19 February 1999


Are breeders too concerned

with type? Jeremy Hunt and

Robert Davies investigate

SOME Bluefaced Leicester breeders pre-occupation with producing lambs with pretty faces could help the breed gain official recognition as a dam of Mules. But others suspect selective breeding is compromising performance.

Although passing on prolificacy and milking ability, Bluefaced Leicester tup choice is being influenced by progeny of official Mule dams. These include Swaledale and Scottish Blackface whose offspring have striking black and white face markings.

This aesthetical pre-occupation has encouraged some breeders to concentrate on a crossing types which, while adept at producing facially striking ewe lambs, are increasingly considered to be lacking in conformation.

Mule breeders selling at major north country sales place a great deal of importance on the head markings of lambs. These striking looks create instant appeal among buyers.

Although some Bluefaced Leicester breeders have remained loyal to the traditional type, many have moved to the crossing type of a smaller sheep, with long and narrow head, narrow body and often with a jaw posing greater risk of premature dentition faults.

While so called crossing tups may produce pretty lambs, many breeders feel they are putting conformation and mouth characteristics at risk.

Its a controversial issue and one which commercial sheep producers should be alerted to. At least one council member of the Bluefaced Leicester Sheep Breeders Association said anonymously that the breeds influence as a widely-used sire could be jeopardised.

"What we are increasingly seeing are the so-called crossing tups that are very narrow, showing poor conformation and with untypical skins. These sires can put the future of the Mule at risk."

There are widely held beliefs in traditional breeding circles that Teeswater and even Derbyshire Gritstone breeding was introduced at some stage to create a different type. Some breeders say it is easy to detect untypical fleeces in many Mule lambs which show a distinct lack of the pearling hallmark of the Bluefaced Leicester influence.

Commercial Mule lamb buyers, wooed by attractive face markings, are questioning the suitability of this type to modern systems. Mule lambs are reported to only reach four-shear, a marked curtailment in productive life that many expect from Mules.

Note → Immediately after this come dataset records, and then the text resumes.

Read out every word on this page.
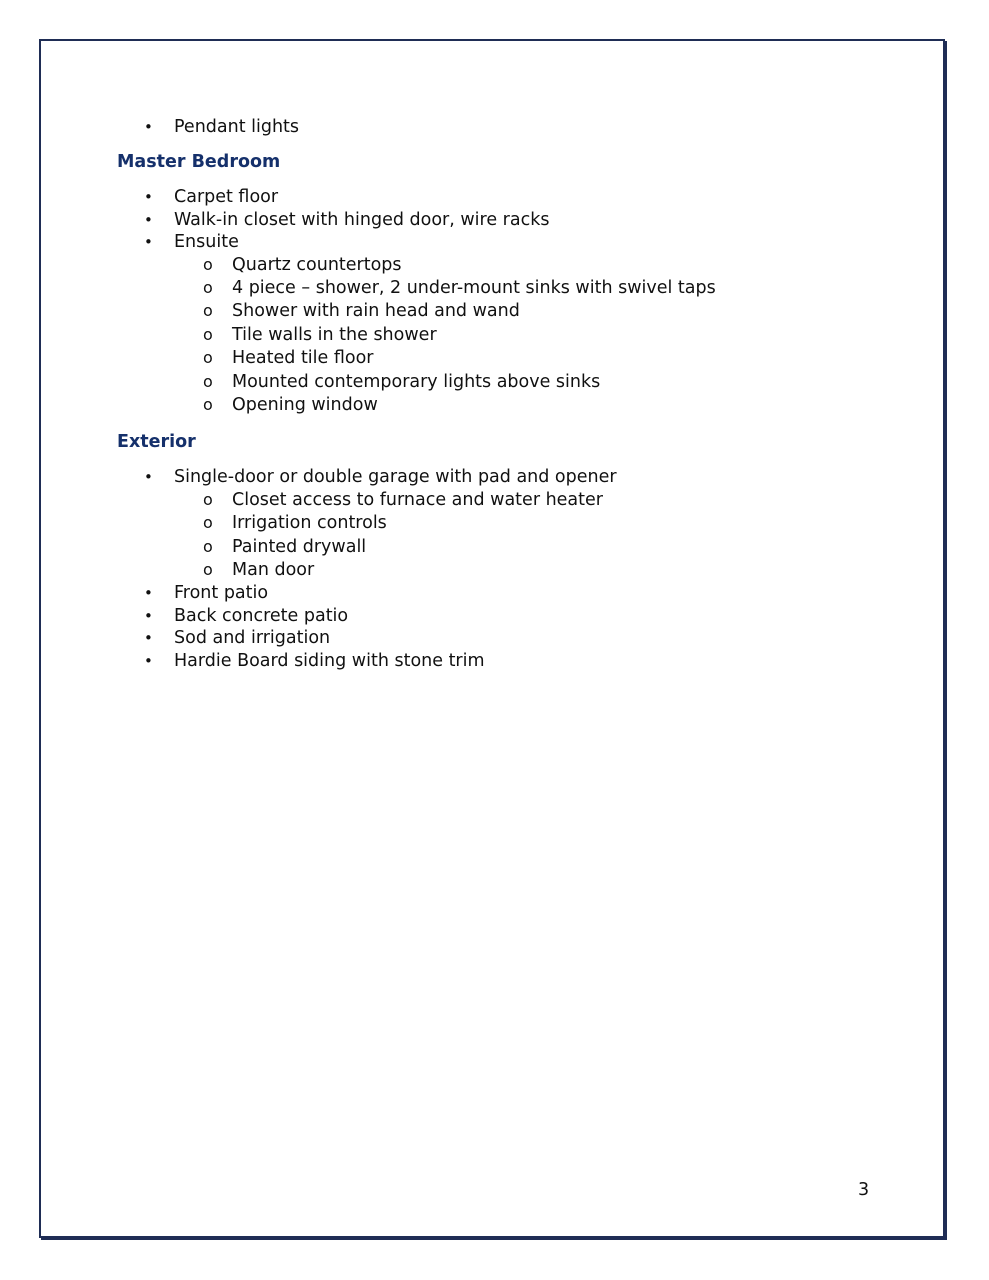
• Pendant lights
Master Bedroom
• Carpet floor
• Walk-in closet with hinged door, wire racks
• Ensuite
o Quartz countertops
o 4 piece – shower, 2 under-mount sinks with swivel taps
o Shower with rain head and wand
o Tile walls in the shower
o Heated tile floor
o Mounted contemporary lights above sinks
o Opening window
Exterior
• Single-door or double garage with pad and opener
o Closet access to furnace and water heater
o Irrigation controls
o Painted drywall
o Man door
• Front patio
• Back concrete patio
• Sod and irrigation
• Hardie Board siding with stone trim
3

Willie Woodman, who runs 630 Scottish Blackface ewes and a small flock of Bluefaced Leicesters at Haltwhistle, Northumberland, is concerned over use of crossing tups. He believes they will damage the breeds reputation.

Mule will lose out

"I want a tup with a good carcass, strong legs and a good skin. If the breed does not maintain these characteristics the Mule will lose out," says Mr Woodman.

"Its not about colour on the face its about breeding a female of good conformation that will go on to a be a productive and hard wearing ewe, produce twin lambs and have the milk to feed them." Mr Woodman maintains hes still able to produce smart looking, well-marked lambs from traditional-style tups.

Despite last years lower prices for Mule lambs Mr Woodmans 330 Mule ewe lambs entered at a sale last August averaged £52 each. No wether lambs have been sold off the farm this season weighing less than 44kg.

"People forget that half the Mules they sell are wethers. Ignore conformation and you risk losing the market for the ewe lamb and end up with an inferior prime wether lamb that lacks frame and size," he says.